Descontem-se pequenos equívocos de leitura, como o que ocorre na página 101, em que Sérgio se refere a Antígona como irmã do rei Creonte. Na peça de Sófocles, ela não é irmã, mas futura nora, por ser noiva de Héron, filho de Creonte. Mais importante é o fato de Sérgio incorrer num equívoco que atribui a Max Weber, qual seja, o de dar um peso excessivo à esfera dos valores, em detrimento de fatores mais objetivos.

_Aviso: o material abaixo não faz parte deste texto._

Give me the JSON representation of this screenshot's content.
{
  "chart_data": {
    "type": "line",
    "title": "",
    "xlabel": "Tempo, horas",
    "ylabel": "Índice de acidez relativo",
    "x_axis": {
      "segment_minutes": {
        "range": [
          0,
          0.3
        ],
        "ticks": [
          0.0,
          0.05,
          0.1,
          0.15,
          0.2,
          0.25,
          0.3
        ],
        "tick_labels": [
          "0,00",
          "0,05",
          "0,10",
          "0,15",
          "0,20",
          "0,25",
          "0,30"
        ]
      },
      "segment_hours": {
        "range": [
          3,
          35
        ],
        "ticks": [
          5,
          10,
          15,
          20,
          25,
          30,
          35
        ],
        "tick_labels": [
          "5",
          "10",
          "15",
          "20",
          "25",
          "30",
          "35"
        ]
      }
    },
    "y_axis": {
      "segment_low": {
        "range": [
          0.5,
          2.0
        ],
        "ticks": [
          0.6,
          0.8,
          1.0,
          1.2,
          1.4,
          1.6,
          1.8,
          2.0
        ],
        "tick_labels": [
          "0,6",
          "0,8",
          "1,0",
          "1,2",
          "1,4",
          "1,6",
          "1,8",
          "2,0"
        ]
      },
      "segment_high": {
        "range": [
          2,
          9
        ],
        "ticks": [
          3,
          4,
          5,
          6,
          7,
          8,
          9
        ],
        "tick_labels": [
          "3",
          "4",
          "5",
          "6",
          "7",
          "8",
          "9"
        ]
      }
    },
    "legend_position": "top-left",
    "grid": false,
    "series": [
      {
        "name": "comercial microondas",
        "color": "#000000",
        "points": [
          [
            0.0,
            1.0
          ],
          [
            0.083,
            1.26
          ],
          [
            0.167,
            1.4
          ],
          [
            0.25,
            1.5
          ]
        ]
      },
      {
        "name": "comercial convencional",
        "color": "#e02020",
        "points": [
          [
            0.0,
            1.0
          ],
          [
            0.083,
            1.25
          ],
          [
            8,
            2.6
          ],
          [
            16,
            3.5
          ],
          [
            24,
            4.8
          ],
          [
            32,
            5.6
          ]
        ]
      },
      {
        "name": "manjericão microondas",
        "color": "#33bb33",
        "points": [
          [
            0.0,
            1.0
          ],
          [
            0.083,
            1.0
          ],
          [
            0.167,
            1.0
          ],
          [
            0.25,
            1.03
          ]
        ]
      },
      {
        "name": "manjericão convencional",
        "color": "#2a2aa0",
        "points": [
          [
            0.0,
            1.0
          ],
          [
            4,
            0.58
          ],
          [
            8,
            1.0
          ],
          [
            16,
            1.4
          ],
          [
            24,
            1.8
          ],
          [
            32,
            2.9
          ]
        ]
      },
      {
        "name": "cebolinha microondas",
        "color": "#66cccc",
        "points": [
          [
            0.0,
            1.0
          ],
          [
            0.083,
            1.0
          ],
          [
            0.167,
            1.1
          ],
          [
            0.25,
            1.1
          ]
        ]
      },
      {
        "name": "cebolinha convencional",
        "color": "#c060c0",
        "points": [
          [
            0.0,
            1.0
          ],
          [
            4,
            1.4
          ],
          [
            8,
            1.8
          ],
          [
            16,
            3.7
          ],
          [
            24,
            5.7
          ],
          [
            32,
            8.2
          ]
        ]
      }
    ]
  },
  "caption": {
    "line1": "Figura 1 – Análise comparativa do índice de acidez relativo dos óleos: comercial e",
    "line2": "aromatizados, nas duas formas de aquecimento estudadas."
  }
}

Referindo-se à ideia de um Estado em sua plena configuração impessoal – já “depurado” de todo vínculo primário, Sérgio afirma: “A ideia de uma espécie de entidade imaterial e impessoal, pairando sobre os indivíduos e presidindo os seus destinos, é dificilmente inteligível para os povos da América Latina” (Holanda, página 138).

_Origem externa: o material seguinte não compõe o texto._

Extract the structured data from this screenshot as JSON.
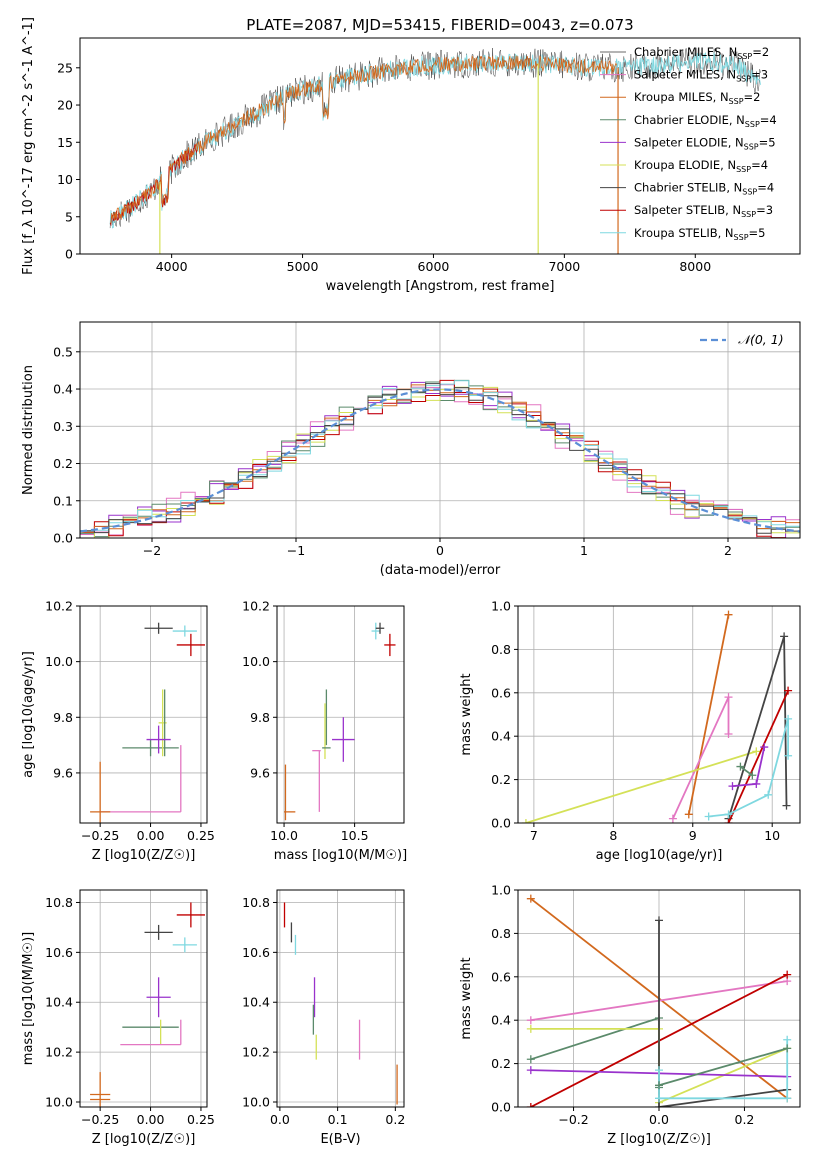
{
  "figure": {
    "title": "PLATE=2087, MJD=53415, FIBERID=0043, z=0.073"
  },
  "colors": {
    "Chabrier MILES": "#6a6a6a",
    "Salpeter MILES": "#e377c2",
    "Kroupa MILES": "#d2691e",
    "Chabrier ELODIE": "#5b8a6b",
    "Salpeter ELODIE": "#9932cc",
    "Kroupa ELODIE": "#d4e157",
    "Chabrier STELIB": "#444444",
    "Salpeter STELIB": "#c00000",
    "Kroupa STELIB": "#7fd8e0",
    "normal_curve": "#5b8fd6"
  },
  "chart_data": [
    {
      "id": "spectrum",
      "type": "line",
      "title": "PLATE=2087, MJD=53415, FIBERID=0043, z=0.073",
      "xlabel": "wavelength [Angstrom, rest frame]",
      "ylabel": "Flux [f_λ 10^-17 erg cm^-2 s^-1 A^-1]",
      "xlim": [
        3300,
        8800
      ],
      "ylim": [
        0,
        29
      ],
      "xticks": [
        4000,
        5000,
        6000,
        7000,
        8000
      ],
      "yticks": [
        0,
        5,
        10,
        15,
        20,
        25
      ],
      "legend_position": "right",
      "legend": [
        {
          "name": "Chabrier MILES",
          "sub": "2",
          "marker": "+"
        },
        {
          "name": "Salpeter MILES",
          "sub": "3",
          "marker": "+"
        },
        {
          "name": "Kroupa MILES",
          "sub": "2",
          "marker": ""
        },
        {
          "name": "Chabrier ELODIE",
          "sub": "4",
          "marker": ""
        },
        {
          "name": "Salpeter ELODIE",
          "sub": "5",
          "marker": ""
        },
        {
          "name": "Kroupa ELODIE",
          "sub": "4",
          "marker": ""
        },
        {
          "name": "Chabrier STELIB",
          "sub": "4",
          "marker": ""
        },
        {
          "name": "Salpeter STELIB",
          "sub": "3",
          "marker": ""
        },
        {
          "name": "Kroupa STELIB",
          "sub": "5",
          "marker": ""
        }
      ],
      "continuum": {
        "x": [
          3530,
          3700,
          3850,
          3950,
          4100,
          4300,
          4500,
          4700,
          4900,
          5100,
          5300,
          5600,
          5900,
          6200,
          6500,
          6800,
          7100,
          7400,
          7700,
          8000,
          8300,
          8500
        ],
        "y": [
          4.5,
          6.5,
          8.5,
          10.5,
          13,
          15.5,
          17.5,
          19.5,
          21.5,
          22.5,
          23.5,
          24.5,
          25.3,
          25.5,
          25.7,
          25.6,
          25.2,
          25,
          25.3,
          26,
          25.5,
          23
        ]
      },
      "noise_series": [
        {
          "series": "Chabrier STELIB",
          "xmin": 3530,
          "xmax": 8500,
          "amplitude": 2.0
        },
        {
          "series": "Kroupa STELIB",
          "xmin": 3530,
          "xmax": 8500,
          "amplitude": 1.3
        },
        {
          "series": "Salpeter STELIB",
          "xmin": 3530,
          "xmax": 4200,
          "amplitude": 0.9
        },
        {
          "series": "Kroupa MILES",
          "xmin": 3530,
          "xmax": 7400,
          "amplitude": 1.0
        }
      ],
      "dips": [
        {
          "series": "Kroupa ELODIE",
          "x": 3910,
          "y": 0
        },
        {
          "series": "Kroupa ELODIE",
          "x": 6800,
          "y": 0
        },
        {
          "series": "Kroupa MILES",
          "x": 7410,
          "y": 0
        }
      ]
    },
    {
      "id": "residuals",
      "type": "line",
      "xlabel": "(data-model)/error",
      "ylabel": "Normed distribution",
      "xlim": [
        -2.5,
        2.5
      ],
      "ylim": [
        0,
        0.58
      ],
      "xticks": [
        -2,
        -1,
        0,
        1,
        2
      ],
      "yticks": [
        0,
        0.1,
        0.2,
        0.3,
        0.4,
        0.5
      ],
      "grid": true,
      "legend_position": "top-right",
      "legend": [
        {
          "name": "𝒩(0, 1)"
        }
      ],
      "bin_width": 0.1,
      "curve": {
        "type": "gaussian",
        "mu": 0,
        "sigma": 1
      },
      "histograms": [
        {
          "series": "Salpeter ELODIE",
          "deviation": 0.035
        },
        {
          "series": "Salpeter MILES",
          "deviation": 0.04
        },
        {
          "series": "Chabrier ELODIE",
          "deviation": 0.035
        },
        {
          "series": "Kroupa ELODIE",
          "deviation": 0.03
        },
        {
          "series": "Salpeter STELIB",
          "deviation": 0.03
        },
        {
          "series": "Kroupa MILES",
          "deviation": 0.025
        },
        {
          "series": "Kroupa STELIB",
          "deviation": 0.03
        },
        {
          "series": "Chabrier STELIB",
          "deviation": 0.02
        }
      ]
    },
    {
      "id": "age-vs-Z",
      "type": "scatter",
      "xlabel": "Z [log10(Z/Z☉)]",
      "ylabel": "age [log10(age/yr)]",
      "xlim": [
        -0.35,
        0.28
      ],
      "ylim": [
        9.42,
        10.2
      ],
      "xticks": [
        -0.25,
        0,
        0.25
      ],
      "yticks": [
        9.6,
        9.8,
        10.0,
        10.2
      ],
      "grid": true,
      "points": [
        {
          "series": "Chabrier STELIB",
          "x": 0.04,
          "y": 10.12,
          "xerr": 0.07,
          "yerr": 0.02
        },
        {
          "series": "Kroupa STELIB",
          "x": 0.17,
          "y": 10.11,
          "xerr": 0.06,
          "yerr": 0.02
        },
        {
          "series": "Salpeter STELIB",
          "x": 0.2,
          "y": 10.06,
          "xerr": 0.07,
          "yerr": 0.04
        },
        {
          "series": "Chabrier ELODIE",
          "x": 0.0,
          "y": 9.69,
          "xerr": 0.14,
          "yerr": 0.03
        },
        {
          "series": "Kroupa ELODIE",
          "x": 0.06,
          "y": 9.78,
          "xerr": 0.02,
          "yerr": 0.12
        },
        {
          "series": "Chabrier ELODIE",
          "x": 0.07,
          "y": 9.78,
          "xerr": 0.0,
          "yerr": 0.12
        },
        {
          "series": "Salpeter ELODIE",
          "x": 0.04,
          "y": 9.72,
          "xerr": 0.06,
          "yerr": 0.05
        },
        {
          "series": "Salpeter MILES",
          "x": -0.05,
          "y": 9.46,
          "xerr": 0.2,
          "yerr": 0.0
        },
        {
          "series": "Salpeter MILES",
          "x": 0.15,
          "y": 9.58,
          "xerr": 0.0,
          "yerr": 0.12
        },
        {
          "series": "Kroupa MILES",
          "x": -0.25,
          "y": 9.53,
          "xerr": 0.0,
          "yerr": 0.11
        },
        {
          "series": "Kroupa MILES",
          "x": -0.25,
          "y": 9.46,
          "xerr": 0.05,
          "yerr": 0.0
        }
      ]
    },
    {
      "id": "age-vs-mass",
      "type": "scatter",
      "xlabel": "mass [log10(M/M☉)]",
      "ylabel": "",
      "xlim": [
        9.95,
        10.85
      ],
      "ylim": [
        9.42,
        10.2
      ],
      "xticks": [
        10.0,
        10.5
      ],
      "yticks": [
        9.6,
        9.8,
        10.0,
        10.2
      ],
      "grid": true,
      "points": [
        {
          "series": "Kroupa STELIB",
          "x": 10.65,
          "y": 10.11,
          "xerr": 0.03,
          "yerr": 0.03
        },
        {
          "series": "Chabrier STELIB",
          "x": 10.68,
          "y": 10.12,
          "xerr": 0.03,
          "yerr": 0.02
        },
        {
          "series": "Salpeter STELIB",
          "x": 10.75,
          "y": 10.06,
          "xerr": 0.04,
          "yerr": 0.04
        },
        {
          "series": "Salpeter ELODIE",
          "x": 10.42,
          "y": 9.72,
          "xerr": 0.08,
          "yerr": 0.08
        },
        {
          "series": "Chabrier ELODIE",
          "x": 10.3,
          "y": 9.8,
          "xerr": 0.0,
          "yerr": 0.1
        },
        {
          "series": "Kroupa ELODIE",
          "x": 10.29,
          "y": 9.75,
          "xerr": 0.0,
          "yerr": 0.1
        },
        {
          "series": "Chabrier ELODIE",
          "x": 10.3,
          "y": 9.69,
          "xerr": 0.03,
          "yerr": 0.0
        },
        {
          "series": "Salpeter MILES",
          "x": 10.23,
          "y": 9.68,
          "xerr": 0.03,
          "yerr": 0.0
        },
        {
          "series": "Salpeter MILES",
          "x": 10.25,
          "y": 9.57,
          "xerr": 0.0,
          "yerr": 0.11
        },
        {
          "series": "Kroupa MILES",
          "x": 10.01,
          "y": 9.53,
          "xerr": 0.0,
          "yerr": 0.1
        },
        {
          "series": "Kroupa MILES",
          "x": 10.04,
          "y": 9.46,
          "xerr": 0.04,
          "yerr": 0.0
        }
      ]
    },
    {
      "id": "mass-weight-vs-age",
      "type": "line",
      "xlabel": "age [log10(age/yr)]",
      "ylabel": "mass weight",
      "xlim": [
        6.8,
        10.35
      ],
      "ylim": [
        0,
        1.0
      ],
      "xticks": [
        7,
        8,
        9,
        10
      ],
      "yticks": [
        0,
        0.2,
        0.4,
        0.6,
        0.8,
        1.0
      ],
      "grid": true,
      "series": [
        {
          "series": "Kroupa MILES",
          "x": [
            8.95,
            9.45
          ],
          "y": [
            0.04,
            0.96
          ]
        },
        {
          "series": "Salpeter MILES",
          "x": [
            8.75,
            9.45,
            9.45
          ],
          "y": [
            0.02,
            0.58,
            0.41
          ]
        },
        {
          "series": "Kroupa ELODIE",
          "x": [
            6.9,
            9.8
          ],
          "y": [
            0.0,
            0.33
          ]
        },
        {
          "series": "Chabrier STELIB",
          "x": [
            9.45,
            10.15,
            10.18
          ],
          "y": [
            0.02,
            0.86,
            0.08
          ]
        },
        {
          "series": "Salpeter STELIB",
          "x": [
            9.45,
            10.2
          ],
          "y": [
            0.0,
            0.61
          ]
        },
        {
          "series": "Kroupa STELIB",
          "x": [
            9.2,
            9.45,
            9.95,
            10.2,
            10.2
          ],
          "y": [
            0.03,
            0.04,
            0.13,
            0.48,
            0.31
          ]
        },
        {
          "series": "Salpeter ELODIE",
          "x": [
            9.5,
            9.8,
            9.9
          ],
          "y": [
            0.17,
            0.18,
            0.35
          ]
        },
        {
          "series": "Chabrier ELODIE",
          "x": [
            9.6,
            9.75
          ],
          "y": [
            0.26,
            0.22
          ]
        }
      ]
    },
    {
      "id": "mass-vs-Z",
      "type": "scatter",
      "xlabel": "Z [log10(Z/Z☉)]",
      "ylabel": "mass [log10(M/M☉)]",
      "xlim": [
        -0.35,
        0.28
      ],
      "ylim": [
        9.98,
        10.85
      ],
      "xticks": [
        -0.25,
        0,
        0.25
      ],
      "yticks": [
        10.0,
        10.2,
        10.4,
        10.6,
        10.8
      ],
      "grid": true,
      "points": [
        {
          "series": "Salpeter STELIB",
          "x": 0.2,
          "y": 10.75,
          "xerr": 0.07,
          "yerr": 0.05
        },
        {
          "series": "Chabrier STELIB",
          "x": 0.04,
          "y": 10.68,
          "xerr": 0.07,
          "yerr": 0.03
        },
        {
          "series": "Kroupa STELIB",
          "x": 0.17,
          "y": 10.63,
          "xerr": 0.06,
          "yerr": 0.03
        },
        {
          "series": "Salpeter ELODIE",
          "x": 0.04,
          "y": 10.42,
          "xerr": 0.06,
          "yerr": 0.08
        },
        {
          "series": "Chabrier ELODIE",
          "x": 0.0,
          "y": 10.3,
          "xerr": 0.14,
          "yerr": 0.0
        },
        {
          "series": "Kroupa ELODIE",
          "x": 0.05,
          "y": 10.28,
          "xerr": 0.0,
          "yerr": 0.05
        },
        {
          "series": "Salpeter MILES",
          "x": 0.0,
          "y": 10.23,
          "xerr": 0.15,
          "yerr": 0.0
        },
        {
          "series": "Salpeter MILES",
          "x": 0.15,
          "y": 10.28,
          "xerr": 0.0,
          "yerr": 0.05
        },
        {
          "series": "Kroupa MILES",
          "x": -0.25,
          "y": 10.03,
          "xerr": 0.05,
          "yerr": 0.09
        },
        {
          "series": "Kroupa MILES",
          "x": -0.25,
          "y": 10.01,
          "xerr": 0.05,
          "yerr": 0.0
        }
      ]
    },
    {
      "id": "mass-vs-EBV",
      "type": "scatter",
      "xlabel": "E(B-V)",
      "ylabel": "",
      "xlim": [
        -0.005,
        0.215
      ],
      "ylim": [
        9.98,
        10.85
      ],
      "xticks": [
        0.0,
        0.1,
        0.2
      ],
      "yticks": [
        10.0,
        10.2,
        10.4,
        10.6,
        10.8
      ],
      "grid": true,
      "points": [
        {
          "series": "Salpeter STELIB",
          "x": 0.008,
          "y": 10.75,
          "xerr": 0.0,
          "yerr": 0.05
        },
        {
          "series": "Chabrier STELIB",
          "x": 0.02,
          "y": 10.68,
          "xerr": 0.0,
          "yerr": 0.04
        },
        {
          "series": "Kroupa STELIB",
          "x": 0.027,
          "y": 10.63,
          "xerr": 0.0,
          "yerr": 0.04
        },
        {
          "series": "Salpeter ELODIE",
          "x": 0.06,
          "y": 10.42,
          "xerr": 0.0,
          "yerr": 0.08
        },
        {
          "series": "Chabrier ELODIE",
          "x": 0.058,
          "y": 10.33,
          "xerr": 0.0,
          "yerr": 0.06
        },
        {
          "series": "Kroupa ELODIE",
          "x": 0.063,
          "y": 10.22,
          "xerr": 0.0,
          "yerr": 0.05
        },
        {
          "series": "Salpeter MILES",
          "x": 0.138,
          "y": 10.25,
          "xerr": 0.0,
          "yerr": 0.08
        },
        {
          "series": "Kroupa MILES",
          "x": 0.203,
          "y": 10.07,
          "xerr": 0.0,
          "yerr": 0.08
        }
      ]
    },
    {
      "id": "mass-weight-vs-Z",
      "type": "line",
      "xlabel": "Z [log10(Z/Z☉)]",
      "ylabel": "mass weight",
      "xlim": [
        -0.33,
        0.33
      ],
      "ylim": [
        0,
        1.0
      ],
      "xticks": [
        -0.2,
        0.0,
        0.2
      ],
      "yticks": [
        0,
        0.2,
        0.4,
        0.6,
        0.8,
        1.0
      ],
      "grid": true,
      "series": [
        {
          "series": "Kroupa MILES",
          "x": [
            -0.3,
            0.3
          ],
          "y": [
            0.96,
            0.04
          ]
        },
        {
          "series": "Salpeter MILES",
          "x": [
            -0.3,
            0.3
          ],
          "y": [
            0.4,
            0.58
          ]
        },
        {
          "series": "Salpeter STELIB",
          "x": [
            -0.3,
            0.3
          ],
          "y": [
            0.0,
            0.61
          ]
        },
        {
          "series": "Chabrier ELODIE",
          "x": [
            -0.3,
            0.0,
            0.0
          ],
          "y": [
            0.22,
            0.41,
            0.09
          ]
        },
        {
          "series": "Kroupa ELODIE",
          "x": [
            -0.3,
            0.0,
            0.0,
            0.3
          ],
          "y": [
            0.36,
            0.36,
            0.02,
            0.27
          ]
        },
        {
          "series": "Salpeter ELODIE",
          "x": [
            -0.3,
            0.3
          ],
          "y": [
            0.17,
            0.14
          ]
        },
        {
          "series": "Chabrier STELIB",
          "x": [
            0.0,
            0.0,
            0.3
          ],
          "y": [
            0.86,
            0.0,
            0.08
          ]
        },
        {
          "series": "Kroupa STELIB",
          "x": [
            0.0,
            0.0,
            0.3,
            0.3
          ],
          "y": [
            0.17,
            0.04,
            0.04,
            0.31
          ]
        },
        {
          "series": "Chabrier ELODIE",
          "x": [
            0.0,
            0.3
          ],
          "y": [
            0.1,
            0.27
          ]
        }
      ]
    }
  ]
}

Ora, dessa formulação deveria decorrer que o Estado em sua plena configuração requer uma superestrutura normativa capaz de limitar quaisquer excessos que ocorressem entre os cidadãos, tal função não poderia ficar na dependência de uma ordem normativa apenas valorativa, e sim a uma ordem jurídica respaldada na força.
Saltemos para 2025. Hoje, uma enorme parcela da população vive em grandes metrópoles, não em comunidades rurais. A força de sentimentos de discórdia ou de concórdia como balizadores do comportamento social declinam de forma acelerada. A criminalidade não só aumenta, como se torna a cada dia mais bestial. E mesmo em Brasília, onde o esqueleto de um Estado é perceptível, o que mais vemos são interesses (não sentimentos) antiestatais.